Kenai city planner to return south

In summer 2014 Matt Kelley came from a county planner’s office in California to become Kenai’s city planner. In February he’ll be returning to county-level planning in California.

Kelley, who has lead prospective developers through the city planning department’s approval process for three years, will have his last day at Kenai city hall on Feb. 7 before he and his wife move closer to family.

“I’ve got to work with a lot of good people here at the city, at the borough, and statewide,” Kelley said. “It’s been enjoyable. We’re definitely going to miss it.”

Kelley, a native of the San Francisco Bay area who worked as a planner for three northern California county governments before coming to Kenai, will be working soon as a planner for California’s Nevada County — population 98,764 as of the 2010 census.

One particular experience in Kenai gives him a foretaste of what may be coming in his new job: as Kenai was creating municipal regulations for the newly-legal cannabis business in January 2016, Kelley kept track of how four cannabis business types would be allowed or disallowed across the 16 zoning districts of Kenai’s land use table. He’s since compiled several reports for the Kenai Planning and Zoning Commission on the city’s first legal marijuana establishments.

In California, he’ll likely be dealing with more cannabis industry permitting — recreational marijuana became legal in California on the first of this month, and one research firm has predicted cannabis sales there could reach $3.7 billion by the end of the year. In early January a 16-member panel began drafting marijuana regulations for Nevada County, according to the local newspaper The Union.

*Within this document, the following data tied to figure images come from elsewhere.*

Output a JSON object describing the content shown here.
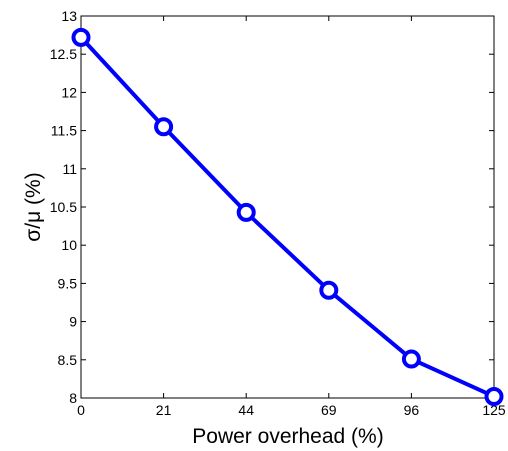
{
  "chart_data": {
    "type": "line",
    "title": "",
    "xlabel": "Power overhead (%)",
    "ylabel": "σ/μ (%)",
    "categories": [
      "0",
      "21",
      "44",
      "69",
      "96",
      "125"
    ],
    "series": [
      {
        "values": [
          12.72,
          11.55,
          10.43,
          9.41,
          8.51,
          8.02
        ]
      }
    ],
    "ylim": [
      8,
      13
    ],
    "yticks": [
      "8",
      "8.5",
      "9",
      "9.5",
      "10",
      "10.5",
      "11",
      "11.5",
      "12",
      "12.5",
      "13"
    ],
    "grid": false,
    "legend": "none",
    "line_color": "#0000ff"
  }
}
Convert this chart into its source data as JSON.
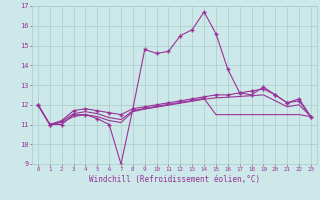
{
  "xlabel": "Windchill (Refroidissement éolien,°C)",
  "x_values": [
    0,
    1,
    2,
    3,
    4,
    5,
    6,
    7,
    8,
    9,
    10,
    11,
    12,
    13,
    14,
    15,
    16,
    17,
    18,
    19,
    20,
    21,
    22,
    23
  ],
  "line1": [
    12,
    11,
    11,
    11.5,
    11.5,
    11.3,
    11.0,
    9.0,
    11.8,
    14.8,
    14.6,
    14.7,
    15.5,
    15.8,
    16.7,
    15.6,
    13.8,
    12.6,
    12.5,
    12.9,
    12.5,
    12.1,
    12.3,
    11.4
  ],
  "line2": [
    12,
    11,
    11.2,
    11.7,
    11.8,
    11.7,
    11.6,
    11.5,
    11.8,
    11.9,
    12.0,
    12.1,
    12.2,
    12.3,
    12.4,
    12.5,
    12.5,
    12.6,
    12.7,
    12.8,
    12.5,
    12.1,
    12.2,
    11.4
  ],
  "line3": [
    12,
    11,
    11.15,
    11.55,
    11.65,
    11.55,
    11.35,
    11.25,
    11.7,
    11.82,
    11.92,
    12.02,
    12.12,
    12.22,
    12.32,
    11.5,
    11.5,
    11.5,
    11.5,
    11.5,
    11.5,
    11.5,
    11.5,
    11.4
  ],
  "line4": [
    12,
    11,
    11.1,
    11.4,
    11.5,
    11.4,
    11.2,
    11.1,
    11.65,
    11.78,
    11.88,
    11.98,
    12.08,
    12.18,
    12.28,
    12.35,
    12.38,
    12.42,
    12.46,
    12.5,
    12.2,
    11.9,
    12.0,
    11.4
  ],
  "line_color": "#993399",
  "bg_color": "#cce8e8",
  "grid_color": "#aacccc",
  "ylim": [
    9,
    17
  ],
  "yticks": [
    9,
    10,
    11,
    12,
    13,
    14,
    15,
    16,
    17
  ],
  "xticks": [
    0,
    1,
    2,
    3,
    4,
    5,
    6,
    7,
    8,
    9,
    10,
    11,
    12,
    13,
    14,
    15,
    16,
    17,
    18,
    19,
    20,
    21,
    22,
    23
  ],
  "marker": "+"
}
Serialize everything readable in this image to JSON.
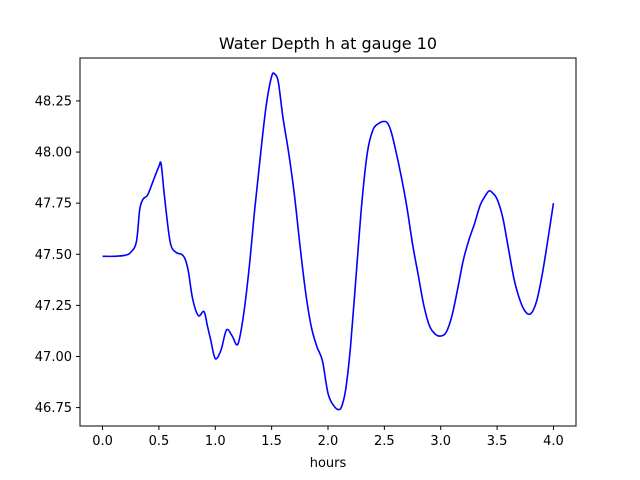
{
  "chart_data": {
    "type": "line",
    "title": "Water Depth h at gauge 10",
    "xlabel": "hours",
    "ylabel": "",
    "xlim": [
      -0.2,
      4.2
    ],
    "ylim": [
      46.66,
      48.46
    ],
    "xticks": [
      0.0,
      0.5,
      1.0,
      1.5,
      2.0,
      2.5,
      3.0,
      3.5,
      4.0
    ],
    "xtick_labels": [
      "0.0",
      "0.5",
      "1.0",
      "1.5",
      "2.0",
      "2.5",
      "3.0",
      "3.5",
      "4.0"
    ],
    "yticks": [
      46.75,
      47.0,
      47.25,
      47.5,
      47.75,
      48.0,
      48.25
    ],
    "ytick_labels": [
      "46.75",
      "47.00",
      "47.25",
      "47.50",
      "47.75",
      "48.00",
      "48.25"
    ],
    "grid": false,
    "series": [
      {
        "color": "#0000ff",
        "x": [
          0.0,
          0.1,
          0.2,
          0.25,
          0.3,
          0.33,
          0.36,
          0.4,
          0.45,
          0.5,
          0.52,
          0.55,
          0.6,
          0.65,
          0.7,
          0.73,
          0.76,
          0.8,
          0.85,
          0.9,
          0.93,
          0.96,
          1.0,
          1.05,
          1.1,
          1.15,
          1.2,
          1.25,
          1.3,
          1.35,
          1.4,
          1.45,
          1.5,
          1.53,
          1.56,
          1.6,
          1.65,
          1.7,
          1.75,
          1.8,
          1.85,
          1.9,
          1.95,
          2.0,
          2.05,
          2.1,
          2.13,
          2.16,
          2.2,
          2.25,
          2.3,
          2.35,
          2.4,
          2.45,
          2.5,
          2.53,
          2.56,
          2.6,
          2.65,
          2.7,
          2.75,
          2.8,
          2.85,
          2.9,
          2.95,
          3.0,
          3.05,
          3.1,
          3.15,
          3.2,
          3.25,
          3.3,
          3.35,
          3.4,
          3.43,
          3.46,
          3.5,
          3.55,
          3.6,
          3.65,
          3.7,
          3.75,
          3.8,
          3.85,
          3.9,
          3.95,
          4.0
        ],
        "y": [
          47.49,
          47.49,
          47.495,
          47.51,
          47.56,
          47.72,
          47.77,
          47.79,
          47.86,
          47.93,
          47.94,
          47.78,
          47.56,
          47.51,
          47.5,
          47.48,
          47.42,
          47.28,
          47.2,
          47.22,
          47.15,
          47.08,
          46.99,
          47.03,
          47.13,
          47.1,
          47.06,
          47.2,
          47.43,
          47.72,
          47.98,
          48.22,
          48.37,
          48.38,
          48.34,
          48.17,
          48.0,
          47.8,
          47.55,
          47.32,
          47.15,
          47.05,
          46.98,
          46.82,
          46.76,
          46.74,
          46.77,
          46.85,
          47.05,
          47.4,
          47.75,
          48.0,
          48.11,
          48.14,
          48.15,
          48.14,
          48.1,
          48.01,
          47.88,
          47.73,
          47.55,
          47.4,
          47.25,
          47.15,
          47.11,
          47.1,
          47.12,
          47.2,
          47.33,
          47.47,
          47.57,
          47.65,
          47.74,
          47.79,
          47.81,
          47.8,
          47.77,
          47.68,
          47.53,
          47.38,
          47.28,
          47.22,
          47.21,
          47.27,
          47.4,
          47.57,
          47.75
        ]
      }
    ]
  }
}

Kelley’s previous experiences in California also translated well to Kenai, he said. His last job before heading north was as a coastal planner for Mendocino County, California. Both regions, he said, “have high bluffs, both tidal-influenced, and you have development that’s right on the bluff, so you have similar things like bluff stabilization, and bluff setbacks are a big thing, here and there — how far back you’re going to build the house from the bluff based on bluff retreat.”

Though California’s statewide coastal zone and dedicated permit for coastal construction don’t have analogs in Alaska, Kelley said he dealt with similar issues in Kenai’s coastal erosion work. Soon after his arrival, a proposal for the Shoreline Heights subdivision, on the Cook Inlet bluff-top of northwest Kenai, was just appearing before the Planning and Zoning Commission. Coastal issues such as erosion also appeared in the Alaska Division of Parks and Outdoor Recreation’s more recent city application to expand the Eagle Rock boat launch, he said.

For the most part, Kelley said, the work he did in California and the work he did in Kenai — measuring proposed development against city code and writing staff reports for the Kenai Planning and Zoning Commission’s permitting decisions — weren’t so different.

“Planning is unique in that wherever you are as a planner it’s kind of similar: you have zoning codes, you’ve got a comprehensive plan, and how you go about implementing those is the same wherever you’re at,” Kelley said. “I don’t think there are major differences.”

Outside of work, Kelley said one memory he’ll take from the peninsula is his arrival in July 2014 — after he and his wife spent six or seven days driving up the Alaska Highway in a U-Haul truck, they got to town right in the middle of that summer’s personal use dip net fishery.

“We had never seen something like that before, so it was interesting to learn about it, and to participate once we became residents,” Kelley said. “Being from California, there’s nothing like that.”